#Hong Kong #AML #Akeso #Ligufalimab

Promising Phase II Data on Ligufalimab for AML

Akeso, Inc. recently shared noteworthy findings from its Phase II trial involving ligufalimab, an innovative anti-CD47 monoclonal antibody. The trial's results will be highlighted during an oral presentation at the Europe Hematology Association (EHA) Congress 2026. Ligufalimab's efficacy as a combination therapy was assessed in patients with treatment-naïve Acute Myeloid Leukemia (AML) who were ineligible for conventional intensive chemotherapy. The combination of ligufalimab with azacitidine (AZA) and venetoclax (VEN) has shown exceptional results regarding patient survival and safety.

Study Insights and Results

As of the data cutoff in November 2025, the trial revealed impressive metrics in terms of treatment response. The objective response rate (ORR) reached 80% for the ligufalimab group, compared to 66.7% for the control group. Moreover, the composite complete remission (CRc) rate indicated significant responses: 56.7% in the ligufalimab arm versus 53.3% in the control arm.

Among patients who achieved CRc, the measurable residual disease (MRD) negativity rate of 46.7% was prominently higher compared to 36.7% among controls. Notably, the median duration of CRc stood at a remarkable 10.4 months for ligufalimab compared to 6.5 months for the control group, indicating a substantial lead in treatment longevity.

Survival Advantages

The trial also focused on survival benefits from the ligufalimab treatment. With a median follow-up duration of 8.84 months, the median overall survival (mOS) for the ligufalimab arm was not yet reached, whereas it was recorded at 8.3 months for the control group. This led to notable statistics, with a 9-month overall survival rate of 78.7% reported for the ligufalimab group against just 43.1% for the control group. Similarly, the 6-month overall survival rates favored ligufalimab at 83.3%, compared to 73.2% for the control.

Safety Evaluation

In conjunction with efficacy, the safety profile for ligufalimab appeared favorable, showing no new safety signals amidst its administration. The incidence of treatment-emergent adverse events (TEAEs) was comparable across both groups, underscoring the stability of the treatment. The common adverse events were consistent with the profiles seen in AML and therapies involving AZA + VEN. Notably, anemia rates stood at 46.7% for the ligufalimab arm versus 50% in the control arm, which indicates relatively manageable side effects.

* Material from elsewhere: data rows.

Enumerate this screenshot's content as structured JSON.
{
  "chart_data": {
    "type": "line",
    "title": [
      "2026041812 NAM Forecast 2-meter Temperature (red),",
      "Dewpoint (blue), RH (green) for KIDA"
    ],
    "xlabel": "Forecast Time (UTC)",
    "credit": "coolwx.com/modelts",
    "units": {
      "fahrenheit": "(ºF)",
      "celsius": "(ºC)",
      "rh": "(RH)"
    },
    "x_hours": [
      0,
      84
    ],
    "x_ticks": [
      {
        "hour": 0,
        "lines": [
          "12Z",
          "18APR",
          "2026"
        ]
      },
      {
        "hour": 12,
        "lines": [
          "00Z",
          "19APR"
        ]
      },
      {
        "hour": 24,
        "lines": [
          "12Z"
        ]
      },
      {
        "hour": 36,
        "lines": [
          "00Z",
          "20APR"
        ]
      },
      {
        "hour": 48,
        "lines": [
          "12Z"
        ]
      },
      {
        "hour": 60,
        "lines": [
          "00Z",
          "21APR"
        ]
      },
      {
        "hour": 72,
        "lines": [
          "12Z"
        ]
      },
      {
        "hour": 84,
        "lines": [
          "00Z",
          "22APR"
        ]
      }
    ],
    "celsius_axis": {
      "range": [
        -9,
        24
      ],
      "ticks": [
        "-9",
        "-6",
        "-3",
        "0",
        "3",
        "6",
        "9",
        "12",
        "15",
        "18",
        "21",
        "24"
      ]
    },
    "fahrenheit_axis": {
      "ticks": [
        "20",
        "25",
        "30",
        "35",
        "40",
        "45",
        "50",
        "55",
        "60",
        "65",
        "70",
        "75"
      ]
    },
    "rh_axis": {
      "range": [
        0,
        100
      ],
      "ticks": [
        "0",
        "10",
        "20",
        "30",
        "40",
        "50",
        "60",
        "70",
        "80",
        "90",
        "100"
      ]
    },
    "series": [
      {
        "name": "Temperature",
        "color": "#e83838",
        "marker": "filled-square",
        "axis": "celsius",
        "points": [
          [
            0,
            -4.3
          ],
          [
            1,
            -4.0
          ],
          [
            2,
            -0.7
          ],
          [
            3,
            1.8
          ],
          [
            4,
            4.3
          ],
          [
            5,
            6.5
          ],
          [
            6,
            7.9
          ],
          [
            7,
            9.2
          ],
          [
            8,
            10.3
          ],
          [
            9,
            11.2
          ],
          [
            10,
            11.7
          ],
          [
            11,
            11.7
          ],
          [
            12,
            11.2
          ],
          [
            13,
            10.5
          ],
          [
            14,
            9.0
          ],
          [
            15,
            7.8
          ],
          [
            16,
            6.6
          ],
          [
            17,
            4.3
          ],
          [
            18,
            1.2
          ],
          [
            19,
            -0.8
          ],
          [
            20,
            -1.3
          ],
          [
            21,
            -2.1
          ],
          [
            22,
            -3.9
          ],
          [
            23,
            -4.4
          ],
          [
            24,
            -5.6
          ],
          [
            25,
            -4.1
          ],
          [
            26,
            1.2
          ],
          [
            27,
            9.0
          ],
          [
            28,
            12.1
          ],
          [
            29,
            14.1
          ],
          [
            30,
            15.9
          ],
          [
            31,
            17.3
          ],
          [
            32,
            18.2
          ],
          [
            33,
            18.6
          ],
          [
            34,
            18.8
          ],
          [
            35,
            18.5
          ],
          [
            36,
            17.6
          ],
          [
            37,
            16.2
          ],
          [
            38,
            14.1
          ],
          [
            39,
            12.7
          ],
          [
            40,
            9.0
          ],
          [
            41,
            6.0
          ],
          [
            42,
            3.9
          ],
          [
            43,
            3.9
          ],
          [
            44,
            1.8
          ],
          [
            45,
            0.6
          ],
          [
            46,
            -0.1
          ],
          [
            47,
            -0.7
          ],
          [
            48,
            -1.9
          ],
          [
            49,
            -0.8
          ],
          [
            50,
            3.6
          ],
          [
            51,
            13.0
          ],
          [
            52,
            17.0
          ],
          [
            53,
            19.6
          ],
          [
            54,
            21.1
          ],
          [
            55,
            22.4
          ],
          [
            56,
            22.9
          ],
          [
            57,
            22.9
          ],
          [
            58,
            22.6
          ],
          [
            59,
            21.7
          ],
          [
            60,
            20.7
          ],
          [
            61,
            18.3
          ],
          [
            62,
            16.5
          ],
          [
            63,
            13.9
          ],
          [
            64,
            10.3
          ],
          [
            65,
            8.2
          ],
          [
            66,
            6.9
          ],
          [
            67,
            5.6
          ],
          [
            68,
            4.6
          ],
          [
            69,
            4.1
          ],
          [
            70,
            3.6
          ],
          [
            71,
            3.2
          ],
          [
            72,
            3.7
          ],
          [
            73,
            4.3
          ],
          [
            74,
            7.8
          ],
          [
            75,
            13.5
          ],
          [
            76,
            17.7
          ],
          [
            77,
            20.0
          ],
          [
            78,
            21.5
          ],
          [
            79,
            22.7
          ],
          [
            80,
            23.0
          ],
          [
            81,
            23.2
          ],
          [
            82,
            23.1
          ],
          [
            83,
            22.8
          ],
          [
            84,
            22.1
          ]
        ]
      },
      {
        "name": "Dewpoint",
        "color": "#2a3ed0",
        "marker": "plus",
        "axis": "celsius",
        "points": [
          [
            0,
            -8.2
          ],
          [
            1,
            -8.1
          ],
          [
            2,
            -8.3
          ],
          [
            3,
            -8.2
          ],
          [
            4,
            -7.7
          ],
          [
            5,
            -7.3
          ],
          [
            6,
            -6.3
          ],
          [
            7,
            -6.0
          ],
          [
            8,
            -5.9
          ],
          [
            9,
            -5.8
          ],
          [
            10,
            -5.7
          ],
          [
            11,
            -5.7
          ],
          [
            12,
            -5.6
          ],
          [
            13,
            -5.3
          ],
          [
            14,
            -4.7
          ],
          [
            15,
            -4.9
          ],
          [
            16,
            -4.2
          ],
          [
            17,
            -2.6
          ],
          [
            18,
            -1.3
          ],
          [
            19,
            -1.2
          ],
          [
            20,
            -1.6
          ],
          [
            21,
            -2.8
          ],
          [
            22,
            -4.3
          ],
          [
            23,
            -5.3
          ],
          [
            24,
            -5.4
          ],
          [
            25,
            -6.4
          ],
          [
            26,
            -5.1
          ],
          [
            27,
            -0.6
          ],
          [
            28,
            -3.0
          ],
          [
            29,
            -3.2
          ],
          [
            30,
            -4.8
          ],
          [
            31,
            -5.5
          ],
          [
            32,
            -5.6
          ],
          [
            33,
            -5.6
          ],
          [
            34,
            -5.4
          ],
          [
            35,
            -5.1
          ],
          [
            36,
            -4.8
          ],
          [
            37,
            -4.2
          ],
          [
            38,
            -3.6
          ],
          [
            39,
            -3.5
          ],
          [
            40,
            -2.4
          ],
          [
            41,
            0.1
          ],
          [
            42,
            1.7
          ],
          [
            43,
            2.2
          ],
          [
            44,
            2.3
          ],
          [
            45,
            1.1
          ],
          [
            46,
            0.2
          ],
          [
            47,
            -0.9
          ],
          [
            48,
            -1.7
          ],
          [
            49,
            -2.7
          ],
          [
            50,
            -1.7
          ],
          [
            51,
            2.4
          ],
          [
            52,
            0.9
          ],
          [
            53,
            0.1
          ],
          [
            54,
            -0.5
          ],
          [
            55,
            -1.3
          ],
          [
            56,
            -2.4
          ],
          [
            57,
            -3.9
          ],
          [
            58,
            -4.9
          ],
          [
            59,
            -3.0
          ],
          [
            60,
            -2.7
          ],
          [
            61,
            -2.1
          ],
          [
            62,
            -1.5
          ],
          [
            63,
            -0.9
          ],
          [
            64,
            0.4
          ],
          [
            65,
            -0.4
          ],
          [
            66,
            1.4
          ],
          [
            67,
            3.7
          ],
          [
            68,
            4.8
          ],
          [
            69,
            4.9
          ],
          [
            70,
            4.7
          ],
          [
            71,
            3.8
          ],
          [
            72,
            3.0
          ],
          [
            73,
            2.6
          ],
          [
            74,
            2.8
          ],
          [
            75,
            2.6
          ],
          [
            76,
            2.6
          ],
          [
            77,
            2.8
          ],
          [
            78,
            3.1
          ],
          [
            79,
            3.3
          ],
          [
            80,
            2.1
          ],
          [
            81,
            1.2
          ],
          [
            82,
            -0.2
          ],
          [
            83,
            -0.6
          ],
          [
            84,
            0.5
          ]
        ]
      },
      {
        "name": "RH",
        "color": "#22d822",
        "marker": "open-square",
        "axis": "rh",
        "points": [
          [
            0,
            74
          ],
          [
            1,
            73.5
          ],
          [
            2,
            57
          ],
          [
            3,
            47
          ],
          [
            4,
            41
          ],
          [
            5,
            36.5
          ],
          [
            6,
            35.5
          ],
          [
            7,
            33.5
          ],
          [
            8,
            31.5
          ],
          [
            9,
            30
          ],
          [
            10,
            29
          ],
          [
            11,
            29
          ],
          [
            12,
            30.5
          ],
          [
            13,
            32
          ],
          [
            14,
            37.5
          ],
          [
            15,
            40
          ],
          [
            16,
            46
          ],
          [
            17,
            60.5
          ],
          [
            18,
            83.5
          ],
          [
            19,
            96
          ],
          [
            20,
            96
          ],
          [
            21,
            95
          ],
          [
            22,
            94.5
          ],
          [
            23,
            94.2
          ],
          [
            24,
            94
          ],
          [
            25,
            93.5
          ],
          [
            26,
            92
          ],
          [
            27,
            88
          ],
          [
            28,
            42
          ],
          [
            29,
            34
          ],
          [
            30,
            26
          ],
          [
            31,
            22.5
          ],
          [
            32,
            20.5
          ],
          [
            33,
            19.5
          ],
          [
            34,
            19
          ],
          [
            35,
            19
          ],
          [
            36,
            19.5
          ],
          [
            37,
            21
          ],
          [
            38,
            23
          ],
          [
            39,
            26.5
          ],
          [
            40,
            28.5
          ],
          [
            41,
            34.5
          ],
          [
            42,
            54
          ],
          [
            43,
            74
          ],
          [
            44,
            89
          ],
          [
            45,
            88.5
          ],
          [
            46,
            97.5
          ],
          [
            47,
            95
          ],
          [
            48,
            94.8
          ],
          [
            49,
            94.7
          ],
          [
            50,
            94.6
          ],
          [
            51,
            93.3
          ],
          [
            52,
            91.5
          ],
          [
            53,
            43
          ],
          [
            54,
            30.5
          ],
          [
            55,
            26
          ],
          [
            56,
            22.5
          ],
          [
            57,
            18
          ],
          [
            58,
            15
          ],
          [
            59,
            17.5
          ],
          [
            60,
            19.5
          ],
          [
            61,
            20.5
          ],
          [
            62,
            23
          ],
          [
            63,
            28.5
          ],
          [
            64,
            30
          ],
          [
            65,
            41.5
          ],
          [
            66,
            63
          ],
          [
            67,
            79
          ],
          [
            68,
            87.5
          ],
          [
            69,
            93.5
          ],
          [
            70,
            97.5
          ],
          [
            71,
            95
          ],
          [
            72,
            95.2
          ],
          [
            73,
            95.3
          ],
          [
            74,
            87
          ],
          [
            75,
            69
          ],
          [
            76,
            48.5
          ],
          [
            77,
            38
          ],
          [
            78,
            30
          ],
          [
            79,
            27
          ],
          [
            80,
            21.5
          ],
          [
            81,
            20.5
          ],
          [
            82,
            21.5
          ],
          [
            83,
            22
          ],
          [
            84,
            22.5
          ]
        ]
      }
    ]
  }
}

Future Implications and Development

With the Orphan Drug Designation (ODD) already granted by the U.S. FDA for ligufalimab's use in AML, Akeso is poised to advance its clinical programs for ligufalimab on a global scale. This trial marks a significant step not just for hematologic malignancies but also extends into solid tumors, making ligufalimab the first of its kind anti-CD47 monoclonal antibody to begin its Phase III clinical trials in the solid tumor space.

About Akeso, Inc.

Established in 2012, Akeso, Inc. is focused on the development of pioneering biopharmaceutical solutions. Utilizing advanced platforms for drug discovery, the company aims to deliver first-in-class medications across various therapeutic areas, including cancer, autoimmune diseases, and more. Akeso's comprehensive approach is highlighted through a diverse pipeline of over 50 innovative assets, with 27 candidates currently in clinical trials and 7 being commercially available. The firm's commitment to research and development underscores its goal to revolutionize the biopharmaceutical landscape while addressing significant health challenges worldwide.

Conclusion

The Phase II trial results of ligufalimab in patients with AML represent a monumental advancement in oncology treatment options. The strong efficacy, coupled with an acceptable safety profile, illustrates the potential for improved outcomes in a challenging patient population. With continued development, ligufalimab holds promise for redefining AML therapies, offering hope where traditional methods fell short.